Software Medical Device Engineer
Stark Pharma Solutions Inc · Pleasanton, CA · 2 mo ago
On-siteQuality AssuranceContract
Responsibilities
- Plan and execute migration of requirements and related data from legacy tools (e.g., DOORS, Jama, Excel, Jira) into new platforms, ensuring data integrity, traceability, and compliance.
- Administer, configure, and maintain enterprise requirements management tools, including hierarchies, templates, workflows, versioning, and baselining in alignment with the quality system.
- Develop and maintain a requirements management plan in collaboration with cross-functional teams, defining the overall requirements structure and links to associated design control documents.
- Create and maintain standardized requirements templates, traceability frameworks, and governance models based on quality and regulatory requirements.
- Maintain the requirements database, develop scripts or automation as needed, and support integrations or add-in tools to improve usability and efficiency.
- Provide training, documentation, and ongoing support to engineers, serving as the primary functional expert for requirements tools and best practices.
Requirements
- Bachelor's degree in Engineering, Computer Science, Biomedical Engineering, or a related discipline for requirements management.

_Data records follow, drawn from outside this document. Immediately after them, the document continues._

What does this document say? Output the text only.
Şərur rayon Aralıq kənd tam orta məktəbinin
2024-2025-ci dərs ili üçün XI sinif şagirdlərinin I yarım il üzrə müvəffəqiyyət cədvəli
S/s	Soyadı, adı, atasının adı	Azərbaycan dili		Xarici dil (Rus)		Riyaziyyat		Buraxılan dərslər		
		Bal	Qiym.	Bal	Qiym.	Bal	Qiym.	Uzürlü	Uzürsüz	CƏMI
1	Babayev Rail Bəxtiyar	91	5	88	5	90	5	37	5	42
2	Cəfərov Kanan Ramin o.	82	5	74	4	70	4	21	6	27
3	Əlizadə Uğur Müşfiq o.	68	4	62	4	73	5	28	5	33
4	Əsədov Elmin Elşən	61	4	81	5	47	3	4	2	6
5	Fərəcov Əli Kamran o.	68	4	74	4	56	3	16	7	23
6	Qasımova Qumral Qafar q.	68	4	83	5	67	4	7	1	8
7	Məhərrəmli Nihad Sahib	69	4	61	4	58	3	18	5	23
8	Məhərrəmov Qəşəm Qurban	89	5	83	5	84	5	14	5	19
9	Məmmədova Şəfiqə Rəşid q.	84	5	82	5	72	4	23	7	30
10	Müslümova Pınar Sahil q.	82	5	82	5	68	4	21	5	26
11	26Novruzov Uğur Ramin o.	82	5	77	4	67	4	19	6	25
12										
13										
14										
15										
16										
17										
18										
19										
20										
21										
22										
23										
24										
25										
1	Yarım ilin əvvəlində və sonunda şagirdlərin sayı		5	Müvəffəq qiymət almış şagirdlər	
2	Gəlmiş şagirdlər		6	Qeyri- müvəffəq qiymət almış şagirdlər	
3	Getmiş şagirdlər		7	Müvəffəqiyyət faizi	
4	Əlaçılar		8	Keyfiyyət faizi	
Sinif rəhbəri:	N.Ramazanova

- A minimum of 5 years with hands-on experience administering or configuring enterprise requirements management tools to support regulated development environments (e.g., Codebeamer, DOORS, Jama, or comparable platforms).
- Ability to quickly learn and adopt new tools is expected.
Preferred Qualifications
- Experience acting as a tool administrator, configuration owner, or advanced power user in a regulated development environment.
- Experience defining or scaling requirements management frameworks for large or multi-team programs.
- Familiarity with medical device development (FDA 21 CFR Part 820) with the ability to configure tools to support compliant workflows.
- Experience supporting software-driven, connected, or mobile medical devices.
- Experience with different requirements management or lifecycle tools is valued; strong foundational understanding of requirements structures and traceability is more important than experience with a specific platform.